Der große Tag – Die Einschulung

Heute war es so weit, Emilys Einschulung !!!

Sie war eine von 56 Kindern, die in der Grundschule Wyk eingeschult wurden.

Doch Sie war bei weitem nicht so aufgeregt und hippelig wie die Eltern, nein, ganz cool und genervt von den ganzen aufgeregten Erwachsenen hat sie den Tag gemeistert, als würde sie kurz vor dem Abitur stehen und hätte diese Zeremonie schon Milliardenfach durchgemacht.

Die Einschulung begann morgens um 08.30 Uhr in der katholischen Kirche, alle Kinder bekamen ihren Segen ( war das bei meiner Einschulung auch so ??? *GRÜBEL* )
Anschliessend gings in die Sporthalle der Grundschule, in der die Zweitklässler ein kleines, richtig süßes Theaterstück vorgespielt haben.

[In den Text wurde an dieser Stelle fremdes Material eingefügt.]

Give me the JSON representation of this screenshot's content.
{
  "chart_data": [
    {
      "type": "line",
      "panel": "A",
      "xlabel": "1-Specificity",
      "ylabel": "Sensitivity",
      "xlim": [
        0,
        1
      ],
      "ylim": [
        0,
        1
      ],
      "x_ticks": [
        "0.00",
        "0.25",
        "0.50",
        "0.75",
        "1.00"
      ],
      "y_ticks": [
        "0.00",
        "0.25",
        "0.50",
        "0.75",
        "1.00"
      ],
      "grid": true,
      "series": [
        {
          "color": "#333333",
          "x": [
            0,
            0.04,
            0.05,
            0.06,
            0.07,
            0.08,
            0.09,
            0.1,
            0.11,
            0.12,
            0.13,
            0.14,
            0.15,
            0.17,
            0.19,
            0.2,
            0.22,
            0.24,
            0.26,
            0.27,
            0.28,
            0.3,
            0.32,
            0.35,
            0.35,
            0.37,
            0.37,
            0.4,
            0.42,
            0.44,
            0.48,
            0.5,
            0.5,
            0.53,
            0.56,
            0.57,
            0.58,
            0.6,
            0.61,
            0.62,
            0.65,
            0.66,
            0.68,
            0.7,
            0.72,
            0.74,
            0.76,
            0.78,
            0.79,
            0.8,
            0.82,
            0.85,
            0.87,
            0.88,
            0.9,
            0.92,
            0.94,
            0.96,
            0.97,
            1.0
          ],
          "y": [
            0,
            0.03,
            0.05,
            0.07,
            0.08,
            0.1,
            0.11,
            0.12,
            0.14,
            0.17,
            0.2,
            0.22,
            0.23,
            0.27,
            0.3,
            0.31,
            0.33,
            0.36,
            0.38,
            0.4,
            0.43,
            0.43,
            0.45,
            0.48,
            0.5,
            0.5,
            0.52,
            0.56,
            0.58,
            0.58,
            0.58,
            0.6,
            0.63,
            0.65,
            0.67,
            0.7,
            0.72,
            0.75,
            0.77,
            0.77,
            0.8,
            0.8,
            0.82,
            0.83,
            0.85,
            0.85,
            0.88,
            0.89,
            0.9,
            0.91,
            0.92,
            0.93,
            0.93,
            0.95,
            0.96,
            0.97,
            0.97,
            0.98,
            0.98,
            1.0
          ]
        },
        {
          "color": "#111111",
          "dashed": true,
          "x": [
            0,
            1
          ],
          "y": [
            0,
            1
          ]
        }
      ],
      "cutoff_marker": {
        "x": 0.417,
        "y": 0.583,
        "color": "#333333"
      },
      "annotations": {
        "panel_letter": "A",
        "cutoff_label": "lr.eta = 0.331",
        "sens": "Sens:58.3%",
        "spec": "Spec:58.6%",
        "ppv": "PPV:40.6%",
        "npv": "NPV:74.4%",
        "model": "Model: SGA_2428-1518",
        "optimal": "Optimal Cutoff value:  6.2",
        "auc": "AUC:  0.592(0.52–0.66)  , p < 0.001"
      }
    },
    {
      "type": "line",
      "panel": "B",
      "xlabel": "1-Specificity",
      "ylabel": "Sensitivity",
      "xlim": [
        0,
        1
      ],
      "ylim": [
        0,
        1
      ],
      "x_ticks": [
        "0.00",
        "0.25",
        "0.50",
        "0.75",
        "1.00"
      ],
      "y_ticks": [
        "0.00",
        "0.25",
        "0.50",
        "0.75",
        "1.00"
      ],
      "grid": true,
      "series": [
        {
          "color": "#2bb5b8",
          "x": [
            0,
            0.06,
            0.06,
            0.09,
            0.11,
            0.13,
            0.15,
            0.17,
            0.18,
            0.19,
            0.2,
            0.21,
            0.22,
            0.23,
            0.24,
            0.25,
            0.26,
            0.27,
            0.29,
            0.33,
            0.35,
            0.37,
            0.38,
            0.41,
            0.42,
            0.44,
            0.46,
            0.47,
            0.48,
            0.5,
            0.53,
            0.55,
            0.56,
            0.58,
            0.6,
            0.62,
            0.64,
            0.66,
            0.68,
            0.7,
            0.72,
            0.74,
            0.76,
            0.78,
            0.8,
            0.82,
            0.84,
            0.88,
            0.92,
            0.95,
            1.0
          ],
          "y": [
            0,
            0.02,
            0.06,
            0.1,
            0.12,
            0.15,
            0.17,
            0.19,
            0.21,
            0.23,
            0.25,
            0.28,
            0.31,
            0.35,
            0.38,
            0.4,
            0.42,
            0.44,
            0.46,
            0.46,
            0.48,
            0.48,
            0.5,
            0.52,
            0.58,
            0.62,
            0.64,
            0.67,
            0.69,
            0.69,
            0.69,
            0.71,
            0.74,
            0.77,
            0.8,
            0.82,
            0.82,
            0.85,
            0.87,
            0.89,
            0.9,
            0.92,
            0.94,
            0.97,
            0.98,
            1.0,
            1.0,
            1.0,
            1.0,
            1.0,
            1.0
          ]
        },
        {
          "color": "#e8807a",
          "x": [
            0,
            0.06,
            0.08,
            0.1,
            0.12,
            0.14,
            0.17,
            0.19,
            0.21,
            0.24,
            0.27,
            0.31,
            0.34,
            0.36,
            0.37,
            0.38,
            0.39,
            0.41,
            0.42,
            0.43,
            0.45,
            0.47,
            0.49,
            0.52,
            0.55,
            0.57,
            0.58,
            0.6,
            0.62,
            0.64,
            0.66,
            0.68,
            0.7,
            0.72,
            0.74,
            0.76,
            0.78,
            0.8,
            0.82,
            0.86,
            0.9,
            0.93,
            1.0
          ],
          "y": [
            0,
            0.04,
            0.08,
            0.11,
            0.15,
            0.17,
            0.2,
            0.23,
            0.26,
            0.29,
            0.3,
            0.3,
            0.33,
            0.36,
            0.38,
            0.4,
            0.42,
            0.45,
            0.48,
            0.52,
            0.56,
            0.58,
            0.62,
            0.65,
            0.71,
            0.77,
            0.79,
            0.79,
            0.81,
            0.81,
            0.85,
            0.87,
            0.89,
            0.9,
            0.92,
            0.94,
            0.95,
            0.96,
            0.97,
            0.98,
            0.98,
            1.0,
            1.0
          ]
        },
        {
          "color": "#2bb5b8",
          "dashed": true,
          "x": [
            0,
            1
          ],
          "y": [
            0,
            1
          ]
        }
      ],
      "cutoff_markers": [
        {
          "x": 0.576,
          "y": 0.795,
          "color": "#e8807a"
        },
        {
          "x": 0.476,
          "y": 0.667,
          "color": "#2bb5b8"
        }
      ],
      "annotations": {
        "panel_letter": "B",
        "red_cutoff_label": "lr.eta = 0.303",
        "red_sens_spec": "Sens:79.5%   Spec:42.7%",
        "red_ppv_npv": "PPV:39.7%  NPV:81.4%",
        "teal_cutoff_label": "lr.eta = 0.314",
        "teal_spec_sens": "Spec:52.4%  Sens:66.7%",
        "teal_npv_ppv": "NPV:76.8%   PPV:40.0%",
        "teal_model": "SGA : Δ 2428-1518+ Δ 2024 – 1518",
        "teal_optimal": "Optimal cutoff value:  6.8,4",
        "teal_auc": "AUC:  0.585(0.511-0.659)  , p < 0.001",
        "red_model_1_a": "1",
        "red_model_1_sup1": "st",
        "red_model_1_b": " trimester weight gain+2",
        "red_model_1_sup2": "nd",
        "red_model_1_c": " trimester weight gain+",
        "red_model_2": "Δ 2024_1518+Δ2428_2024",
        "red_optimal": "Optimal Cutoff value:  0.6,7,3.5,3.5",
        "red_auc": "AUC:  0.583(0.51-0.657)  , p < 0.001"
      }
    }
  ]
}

Nachdem die ganzen doch so wichtigen Möchte-Gerns die Schule vorgestellt haben und Ewigkeiten die Gedult der Kleinen auf die Probe stellten, wurde Emily in die Sonnenblumen-Klasse von einem Zweitklässler der eben genannten Klasse abgeholt und in ihren neuen Klassenraum geführt.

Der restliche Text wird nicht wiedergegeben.